BLP Catches Snopes in Another Misleading ‘Fact Check’

Ever since Snopes was ordained as one of Facebook’s unimpeachable ministers of truth, Big League Politics has been keeping an eye on the loosy goosy “fact-checking” organization, and recently we caught them in another misleading story that casts President Donald J. Trump in a less than positive light.

The topic for debate was whether Trump “cancel[led] protections for whales and sea turtles.” Generally, Snopes will pose a question, then rate the assertion within the questions – this time “Trump cancelled protections for whales and sea turtles” – as either “true,” “mixture,” or “false.”

In response to the assertion that Trump cancelled such protections for sea-dwelling creatures, Snopes itself wrote the following:

“The decision was not made by Donald Trump himself, nor did it overturn or cancel several other existing protections for marine mammals both off the West Coast and nationwide.”

That seems pretty cut and dry. Snopes admits that Trump indeed did not cancel protections for “marine mammals.”

Yet the assertion that Trump did cancel such protections is not rated as “false,” as one might expect. Rather, it was rated as “mixture.” Apparently, in May 2017,  the National Marine Fisheries Service “decided not to implement a proposal that would have shut down one particular fishery off the coast of California if a certain number of protected marine mammals were entangled in fishing nets and killed.”

That fact, which is completely irrelevant to the question of whether Trump cancelled protections for marine mammals, was enough for Snopes to give the assertion a “mixture” rating.

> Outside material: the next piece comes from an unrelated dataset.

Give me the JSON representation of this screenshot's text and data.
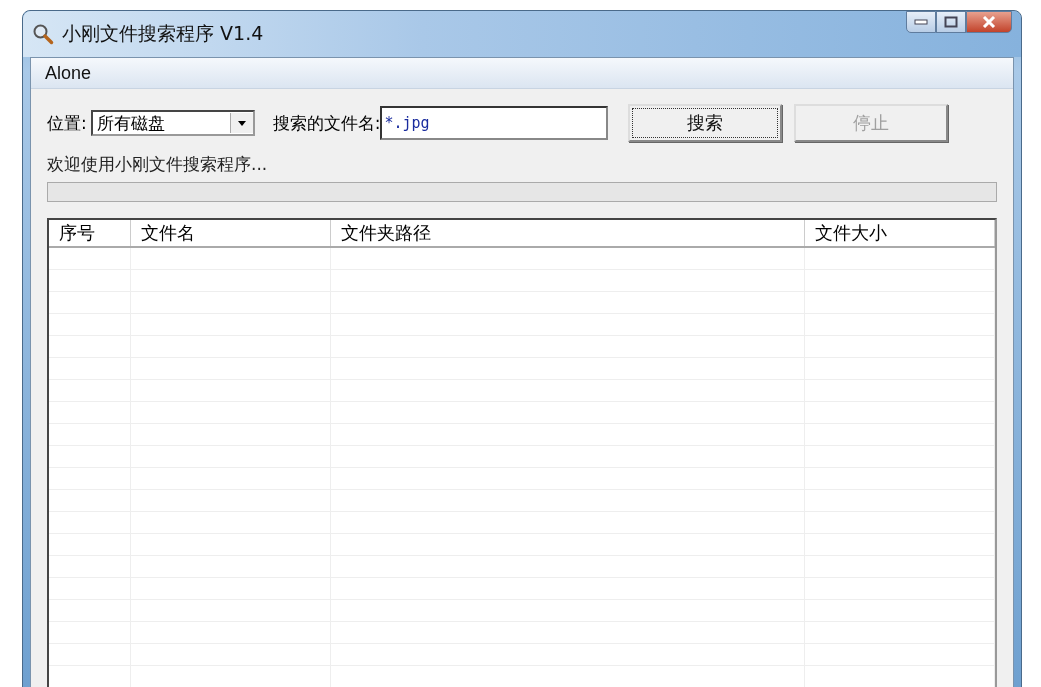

Big League Politics reached out to Snopes for clarification, considering that this case seemed relatively cut and dry. We received the following response from David Mikkelson, founder and CEO of Snopes: 

“We know from long experience that when readers pose policy questions along the lines of “Did President [XXX] set/change this policy?” they are generally using the president’s name as a metonym for the current government/administration,” Mikkelson said. “Therefore, we have to address the broader question in order to avoid being misleading. Regular readers of our site know quite well that we have published numerous articles disclaiming negative rumors about President Trump, and we are therefore obviously not “afraid” to do so.”

Essentially, Mikkelson admitted that Snopes does not take the questions that they set out to “fact check” at face value, but rather they interpret the questions completely subjectively and then provide their supposedly unbiased analysis. This tactic gives the organization wiggle room in providing their analyses of straightforward questions.

This is not the first time Big League Politics has caught Snopes using dubious tactics in their “fact-checking.”

Regarding a story about whether a Facebook group for an Antifa group in Melbourne, Australia was legitimates, Snopes deferred to an anonymous blogger in Australia to provide the answer. Not only did they assert that the blogger’s name was Andy Fleming, which was later found to be untrue (Andy Fleming is a pseudonym), but Fleming’s expertise was less than convincing.

BLP reported:

To verify this claim, Snopes reached out to a truth power-broker, anonymous blogger “slackbastard,” whose (unconfirmed) name is supposedly Andy Fleming.

Feeling uncomfortable with trusting an anonymous blogger, Big League Politics reached out to Mr. slackbastard to find out how he – and consequently Snopes – knew the Melbourne Antifa page was fake. It turns out, they know because… well… they just know:

Mr. slackbastard gave a number of reasons why we should believe him and Snopes’ version of the events.

  1. He lives in Melbourne. (Obviously he knows everyone in Melbourne).
  2. He’s been “participating in anti-fascist activism for years.” (One can only imagine the amount of brain damage caused by such activity, which actually tends to discredit his claims further).
  3. He “knows other anti-fascists in Melbourne.”
  4. Finally, the page was a “garbagefire.” (Garbage fire spelled as one word).

Not to worry, though. In case readers were skeptical of an anonymous blogger’s opinion on whether an Antifa Facebook account was fake, Snopes also linked to a BuzzFeed story which says that some Antifa Twitter accounts are fake. Close enough, right?

BLP Passage Ends. 

The enormous power wielded by Facbook’s “fact-checking” organizations allows the tech giant to de-platform news stories that Snopes and others deem to be “fake.”

How can “fact-checkers,” who undoubtably hold politic biases of their own, be trusted with the power to arbitrate what is true and what is false?